Più passano le ore e più emerge il prodotto politico e diplomatico della forma di comunicazione scelta. L’incontro tra Vladimir Putin e Donald Trump in Alaska ha avuto il sapore di una rappresentazione teatrale: due protagonisti sul palcoscenico, un pubblico mondiale in ascolto, e degli assenti messi di proposito dietro le quinte.
L’incontro notturno tra Donald Trump e Vladimir Putin in Alaska è apparso come un messaggio simbolico, accuratamente confezionato in termini di comunicazione politica. Non è un caso che sia stato scelto proprio il territorio comprato dagli Stati Uniti dalla Russia imperiale nel 1867.
La forma, in questo caso, è sostanza. Il meeting non ha prodotto documenti ufficiali, né dichiarazioni programmatiche. Gli accordi silenziati nella conferenza stampa finale e il peso delle immagini di due leader fianco a fianco, in una terra di confine simbolica, ha rappresentato il vero contenuto del messaggio. Una comunicazione non verbale, ma potentissima: le grandi decisioni non passano da Bruxelles, da Londra o da Pechino e nemmeno da New York (Onu) ma da chi siede al tavolo dell’Artico.
Il messaggio implicito è tanto chiaro quanto crudele: l’Unione Europea e il Regno Unito sono stati puniti con l’assenza. Hanno seguito fino in fondo la linea di Joe Biden sulla protezione dell’Ucraina, ed ecco la risposta: esclusione, marginalizzazione, silenzio. Ma c’è di più. Anche la Cina, il grande convitato di pietra della geopolitica contemporanea, è rimasta fuori dalla scena. Un segnale sottile: i rapporti di forza si vogliono ridisegnare senza bisogno di Pechino?
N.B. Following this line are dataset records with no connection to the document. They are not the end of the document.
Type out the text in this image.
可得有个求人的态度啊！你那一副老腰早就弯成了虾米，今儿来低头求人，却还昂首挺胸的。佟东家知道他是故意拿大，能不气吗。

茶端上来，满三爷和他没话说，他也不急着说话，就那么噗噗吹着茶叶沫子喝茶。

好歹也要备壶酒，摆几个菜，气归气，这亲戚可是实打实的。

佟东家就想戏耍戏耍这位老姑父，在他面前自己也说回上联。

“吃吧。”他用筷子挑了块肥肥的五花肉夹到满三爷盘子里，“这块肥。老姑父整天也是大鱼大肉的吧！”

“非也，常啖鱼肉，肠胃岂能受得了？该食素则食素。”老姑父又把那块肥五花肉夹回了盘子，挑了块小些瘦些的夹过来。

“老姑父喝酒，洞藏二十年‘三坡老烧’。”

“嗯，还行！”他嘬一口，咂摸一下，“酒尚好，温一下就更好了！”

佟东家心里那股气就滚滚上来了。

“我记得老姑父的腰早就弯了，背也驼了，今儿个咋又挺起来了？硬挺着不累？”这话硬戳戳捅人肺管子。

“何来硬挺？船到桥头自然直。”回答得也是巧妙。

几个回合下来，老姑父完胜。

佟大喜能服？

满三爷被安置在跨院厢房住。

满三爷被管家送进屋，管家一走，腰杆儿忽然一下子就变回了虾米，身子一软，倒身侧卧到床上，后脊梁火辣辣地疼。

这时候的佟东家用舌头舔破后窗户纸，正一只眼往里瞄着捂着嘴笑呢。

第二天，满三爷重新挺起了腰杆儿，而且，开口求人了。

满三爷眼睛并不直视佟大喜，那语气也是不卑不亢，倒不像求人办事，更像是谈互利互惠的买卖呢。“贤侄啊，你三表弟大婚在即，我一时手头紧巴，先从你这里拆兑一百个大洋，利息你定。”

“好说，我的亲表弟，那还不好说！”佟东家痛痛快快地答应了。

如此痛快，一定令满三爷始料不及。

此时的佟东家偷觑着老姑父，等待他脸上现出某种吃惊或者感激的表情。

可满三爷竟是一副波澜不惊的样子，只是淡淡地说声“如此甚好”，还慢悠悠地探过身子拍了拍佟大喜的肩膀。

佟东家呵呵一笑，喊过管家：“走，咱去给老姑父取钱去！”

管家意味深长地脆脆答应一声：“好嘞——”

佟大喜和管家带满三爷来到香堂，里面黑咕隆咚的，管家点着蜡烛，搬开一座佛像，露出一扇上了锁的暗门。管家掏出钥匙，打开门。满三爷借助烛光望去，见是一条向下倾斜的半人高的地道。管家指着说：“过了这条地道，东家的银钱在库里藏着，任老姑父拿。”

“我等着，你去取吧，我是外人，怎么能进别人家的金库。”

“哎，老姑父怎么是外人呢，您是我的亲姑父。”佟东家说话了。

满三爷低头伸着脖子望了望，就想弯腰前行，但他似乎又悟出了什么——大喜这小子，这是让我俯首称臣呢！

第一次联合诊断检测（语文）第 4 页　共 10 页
Trump e Putin hanno usato l’Alaska come linguaggio scenico. Un lembo di terra che ancora oggi evoca la storia delle rivalità e degli scambi tra le due potenze. Un territorio che storicamente lega i due Paesi e che comunica, a livello simbolico, una sorta di diritto esclusivo a decidere del destino di equilibri mondiali. Un palcoscenico ideale per ribadire che il dialogo Mosca–Washington resta una prerogativa dei leader stessi, senza intermediari.
Dal punto di vista comunicativo, il valore di questo incontro aldilà dei contenuti e dei risultati conta per la forma utilizzata: la messa in scena del bilaterale come spettacolo globale, l’uso del luogo come codice politico, il silenzio finale che contraddice tutti i gesti iniziali.
Così, mentre in Alaska Trump stendeva un tappeto rosso all’autocrate di Mosca, applaudiva al suo incedere dondolante, stringeva continuamente le sue mani e scambiava improvvisi sguardi e sorrisi d’intesa, quello che emerge con prepotenza è soprattutto la riabilitazione del leader di Mosca che si riprende il palcoscenico geopolitico dopo anni di oscuramento.
Il sottotesto è chiarissimo: cara Europa, hai scelto di proteggere l’Ucraina, ora pensaci tu a sciogliere i nodi della guerra.